どうして、ロワが俺を風呂に入れてるんだ? 俺は赤ん坊じゃない! だいいち、意識のない俺を風呂に入れてるって、おかしいだろ?
ついぞ無い、あり得ない状況に、俺はパニックを起こしそうだった。
始動を開始した核爆弾の前にいるより、今のほうがパニクっている。
EE32――ピノという名前だった――が仕掛けたヒュプノ攻撃を鏡面バリアで返された時より混乱している。

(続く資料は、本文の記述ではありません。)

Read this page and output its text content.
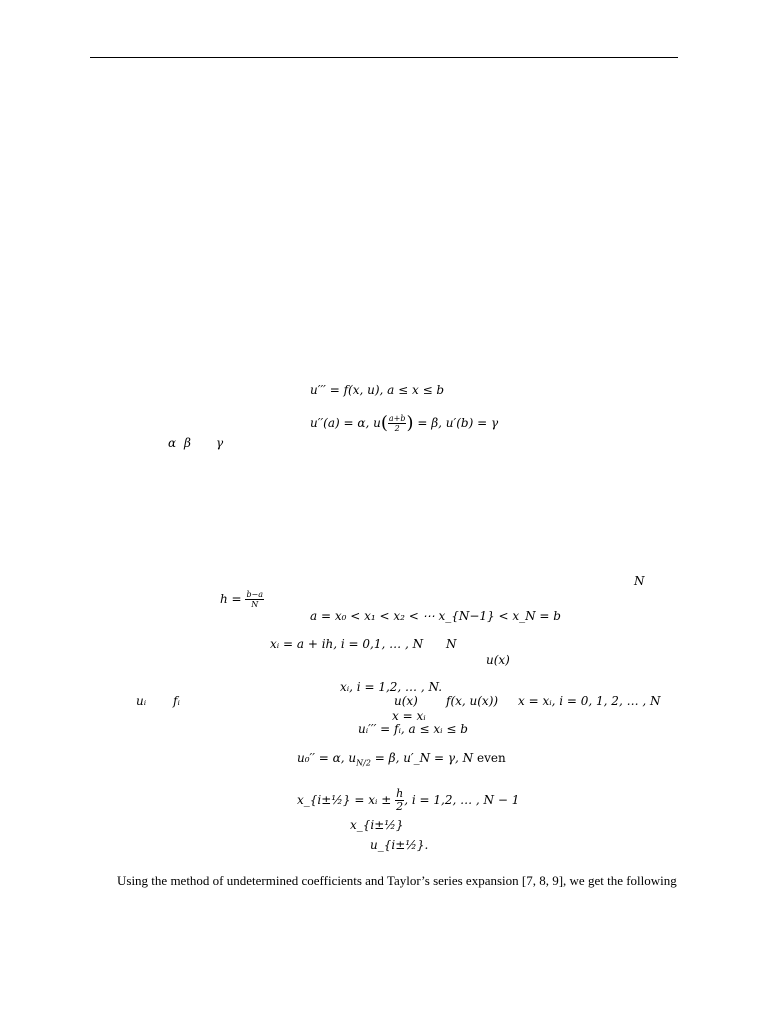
u′′′ = f(x, u), a ≤ x ≤ b
u′′(a) = α, $u( \frac{a+b}{2}$ ) = β, u′(b) = γ
α β γ
N
$h = \frac{b-a}{N}$
a = x₀ < x₁ < x₂ < ⋯ x_{N−1} < x_N = b
xᵢ = a + ih, i = 0,1, … , N N
u(x)
xᵢ, i = 1,2, … , N.
uᵢ fᵢ	u(x) f(x, u(x)) x = xᵢ, i = 0, 1, 2, … , N
x = xᵢ
uᵢ′′′ = fᵢ, a ≤ xᵢ ≤ b
u₀′′ = α, $u_{N/2} = \beta$, u′_N = γ, N even
x_{i±½} = xᵢ ± $\frac{h}{2}$ , i = 1,2, … , N − 1
x_{i±½}
u_{i±½}.
Using the method of undetermined coefficients and Taylor’s series expansion [7, 8, 9], we get the following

この状態で、考えろって? そりゃ、言われていたけれど……。
って、耳元で囁かないでくれ! あんたの声は、その、クルんだよ!
そんないい声で、甘くくすぐられたら、俺は……。
うん、俺も、うすうす判ってきている。あんたが求めること。
上官が部下の身体を洗うって、逆はあっても、これってないから。
性処理だって、キスなんて必要ないし。
こんなに優しくされたことなんかない。
そして、こんな風に優しく、熱く見つめて。
ぎらぎらとした肉の欲望ではなくて。
もっと俺の深いところまで全部が欲しいんだって。
「シュン……」
切なそうにため息を吐いて、俺を抱きしめた。
頬にキスして、唇を求めてくる。
甘くて、情熱的なキス。俺の頭の芯まで蕩けそうになってしまう熱いキス。
こういうキス、したことあった。一度だけ。もっとずっと拙かったけど。
アンナって女の子だった。
今夜、将官の部屋に呼ばれたって言って。
『初めてを、シュンにお願いしたいの』
あまりに必死だったので、俺は断れなかった。
キスしながら、アンナは泣いていた。
これは、きっと、あのキスに近い。
アンナはあの時十三歳で俺は十五だった。
そして、翌年、アンナは十四歳で死んだ。死ななくてもいい局面で、司令官の不手際で。
「何を考えている?」
ふいに、肩をがしっと掴まれて、きつい声が降ってきた。
「誰のことを考えているんだ?」
ロワ、あんたはテレパスなのか? なぜ、判ったんだ?
ちょっと昔の事を想い出しただけだよ。あんたのキスのせいで。
そんな顔しないでくれ。
まだ、怒ってくれたほうがいい。
そんな不安そうな、傷ついた顔は、あんたに似合わない。
俺はあんたの笑った顔が好きだ。
厳しく前を向く姿が好きだ。
あんたは光の中で輝いていて欲しい。
ああ、そうか。そうなんだ。
これって、上司へ対する想いから随分逸脱してるよな。
あの時、死にたくないと思った。
あの時、ロワのところへ帰りたいって思った。
だから、きっと戻って来れた。
ロワ、あんたが呼んでくれたからだ。
俺はロワクレスの首に腕を回した。
「ロワ。俺はあんたが好きだ。これは、きっと愛している」
そして、ロワの唇にキスをした。